Le premier, pour "établir scientifiquement les causes du décès" si l'examen externe du corps n'y a pas suffi. Le deuxième, lorsque la victime a eu une prise en charge médicale avant de décéder, "pour faire la part des choses" entre ce qui est dû à l'attaque et ce qui est lié à une "éventuelle négligence médicale". Et enfin en cas de suspicion d'atteinte par balle.  

"J'ai conscience que c'est un sujet douloureux pour les victimes", mais "on ordonne une autopsie non pas pour faire de la peine mais parce qu'on en a besoin", a-t-il fait valoir. Ce n'est pas parce qu'"après coup l'autopsie n'a servi à rien qu'on peut inférer qu'il ne fallait pas l'ordonner".  

"Sujet douloureux"

Sur chaque corps autopsié, des organes ont été prélevés et placés sous scellés, au cas où des analyses complémentaires seraient nécessaires à l'enquête, avait expliqué le Professeur Quatrehomme. "On n'a pas abordé la question des prélèvements d'organes" au cours de la réunion de travail organisée entre les magistrats et l'IML", a assuré François Molins, expliquant s'en être remis sur ce point à l'expertise des médecins légistes. Hormis pour certains organes qu'il est nécessaire de prélever en entier lorsqu'on veut les analyser, le protocole habituel à Paris est de "prélever un échantillon, quelques centimètres", et lorsque le parquet de Paris donne ses instructions, "on n'imagine pas que ça va être autrement", a souligné le magistrat.   La majorité des familles concernées n'ont pas été informées de ces actes et ne l'ont appris que lors de la procédure, voire à l'audience, ont rappelé à la barre de nombreuses parties civiles dans des témoignages déchirants.  

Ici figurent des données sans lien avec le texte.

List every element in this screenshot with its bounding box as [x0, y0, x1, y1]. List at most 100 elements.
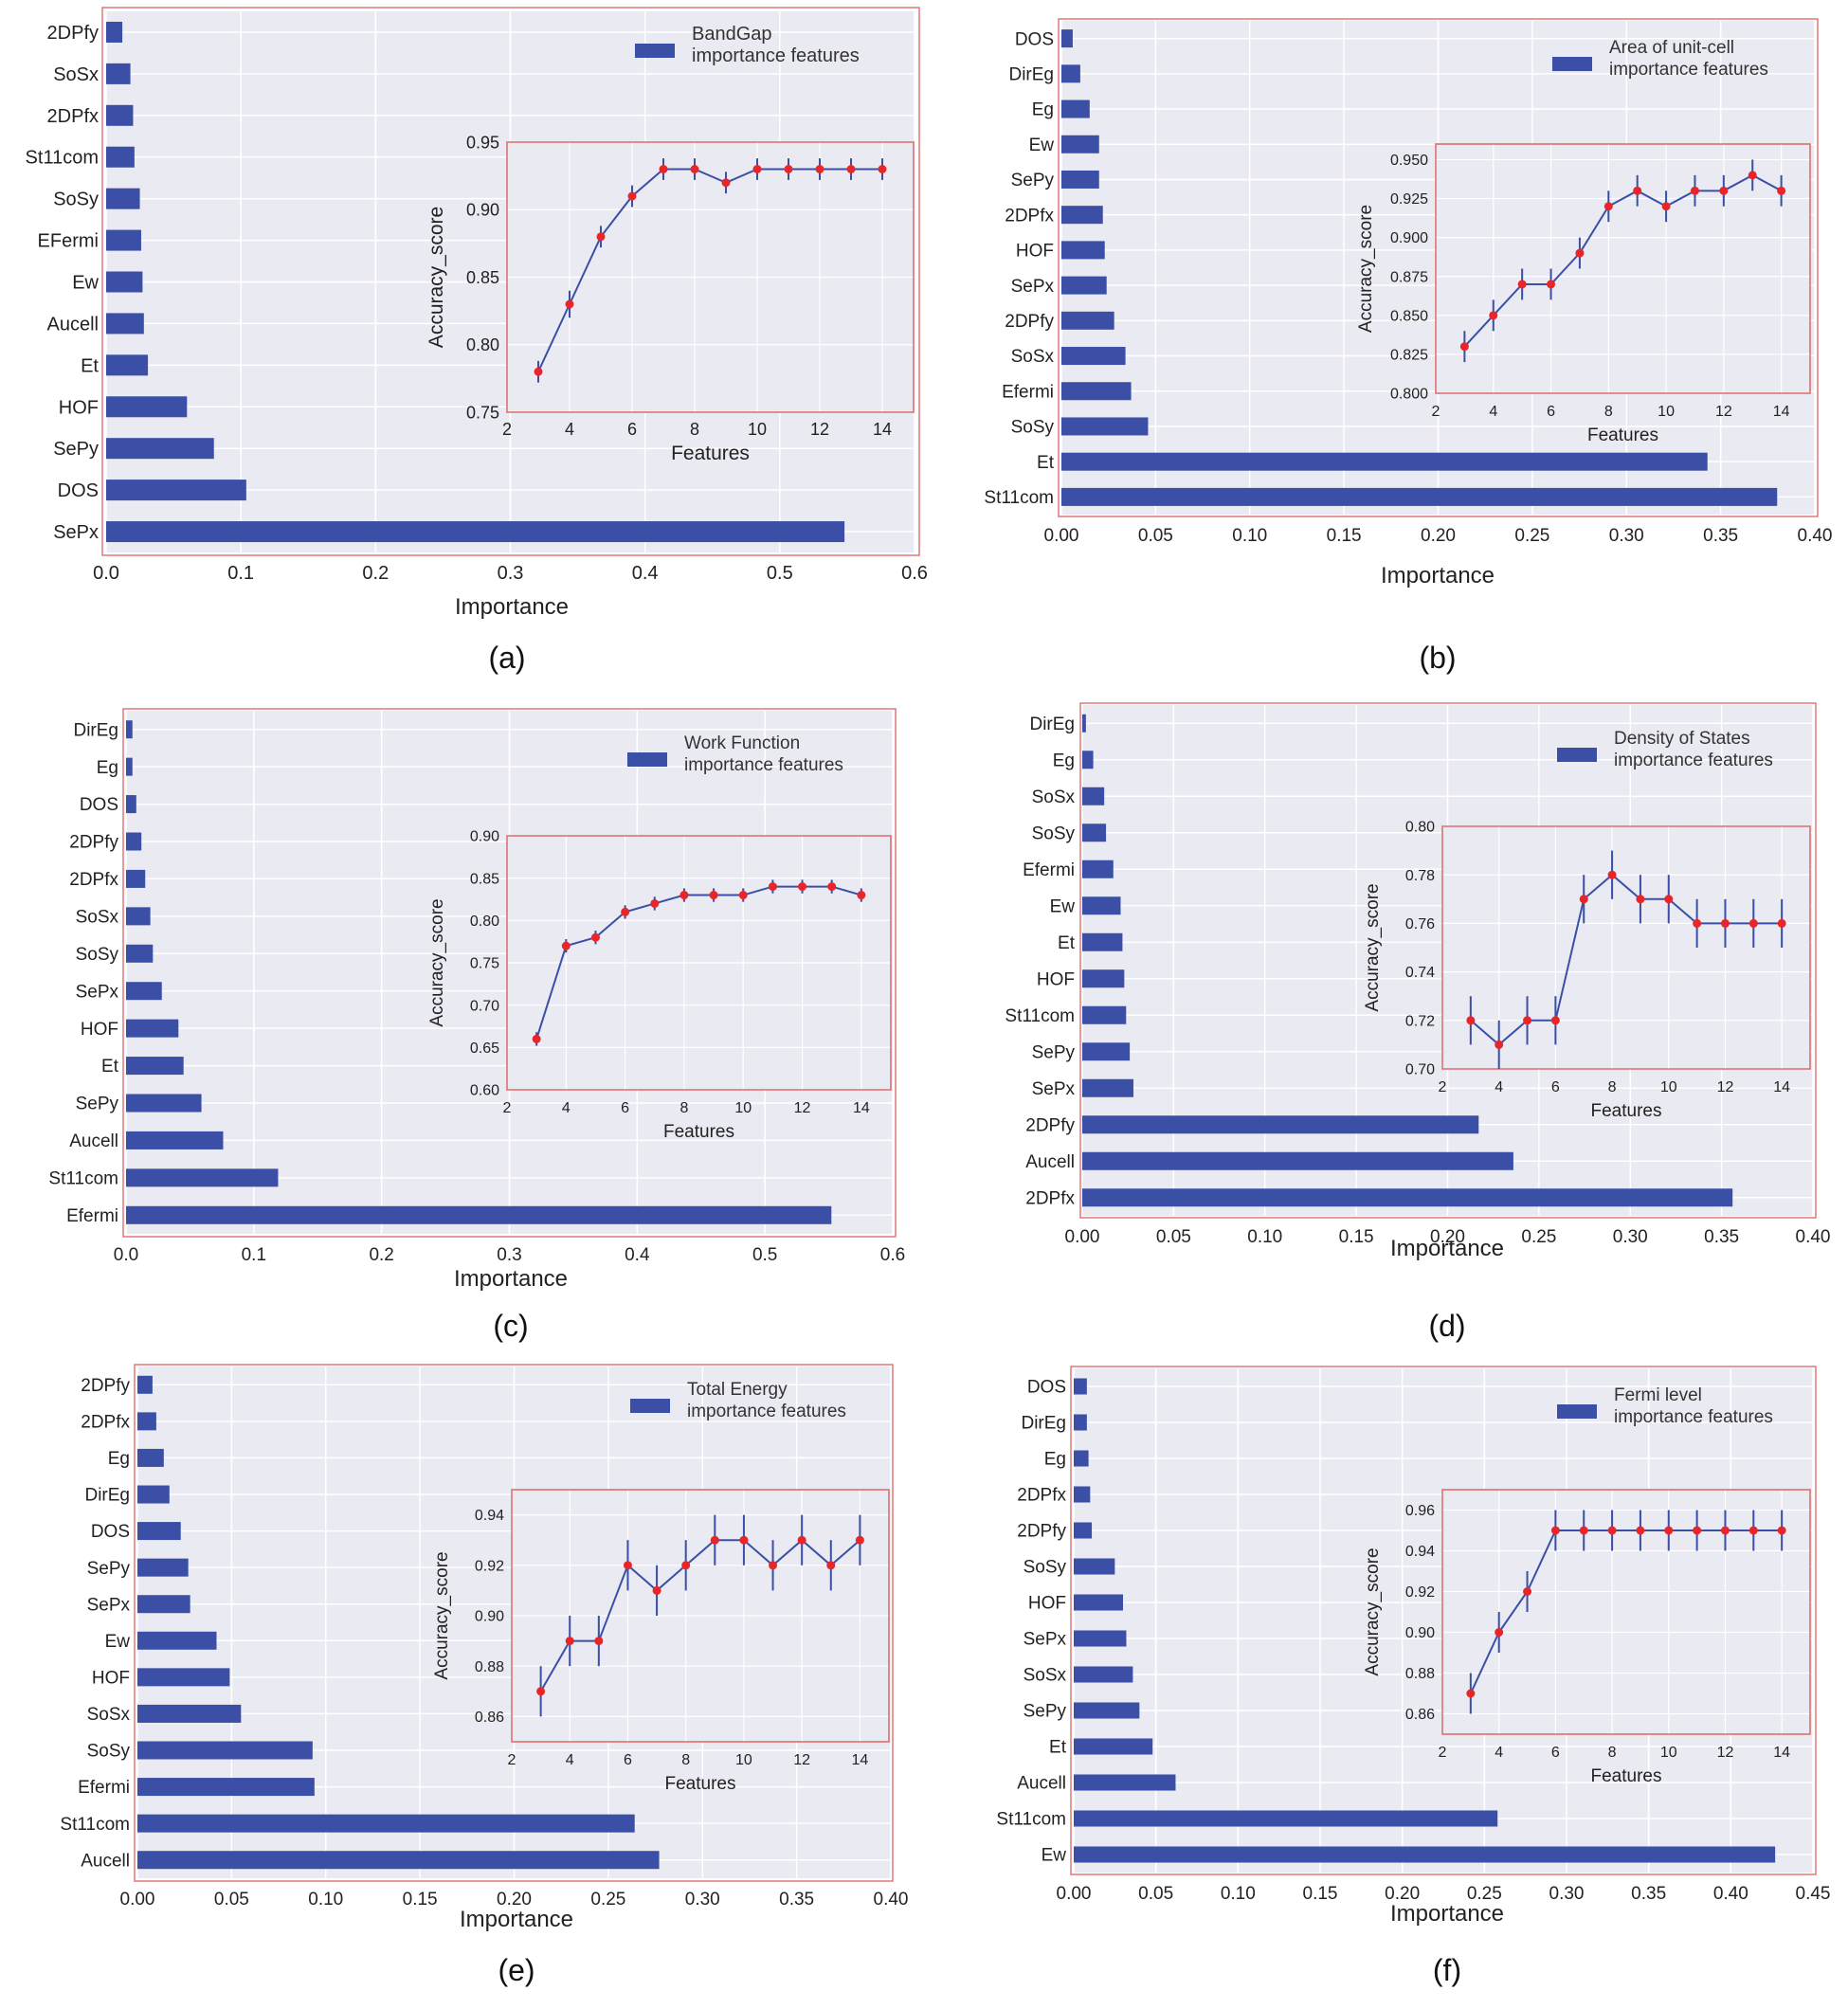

"Je cherche à comprendre comment le système médico-judiciaire a pu en arriver à une telle absurdité : découper ma fille de 12 ans en morceaux pour déterminer qu'elle est décédée d'un "polytraumatisme compatible avec la percussion avec un engin à haute cinétique". Tout ça pour ça. Mais on le savait déjà !", avait ainsi déclaré à la barre Anne Gourvès.   En 2018, elle avait découvert "avec effroi un procès-verbal de mise sous scellés d'organes" de sa fille.

Anne Gourvès a fait une demande de restitution des organes, assortie d'un test ADN qui lui a été refusé. Un document médical (qui évoque une personne de sexe féminin âgée d'une vingtaine d'années) l'a fait même douter du fait qu'il s'agissait bien de ceux de sa fille.

Pour ces cas, "je ne vois pas d'autres solutions que de faire des analyses ADN pour restituer ces organes aux familles", a déclaré François Molins, précisant qu'il s'exprimait en son nom, déclenchant quelques applaudissements dans la salle d'audience.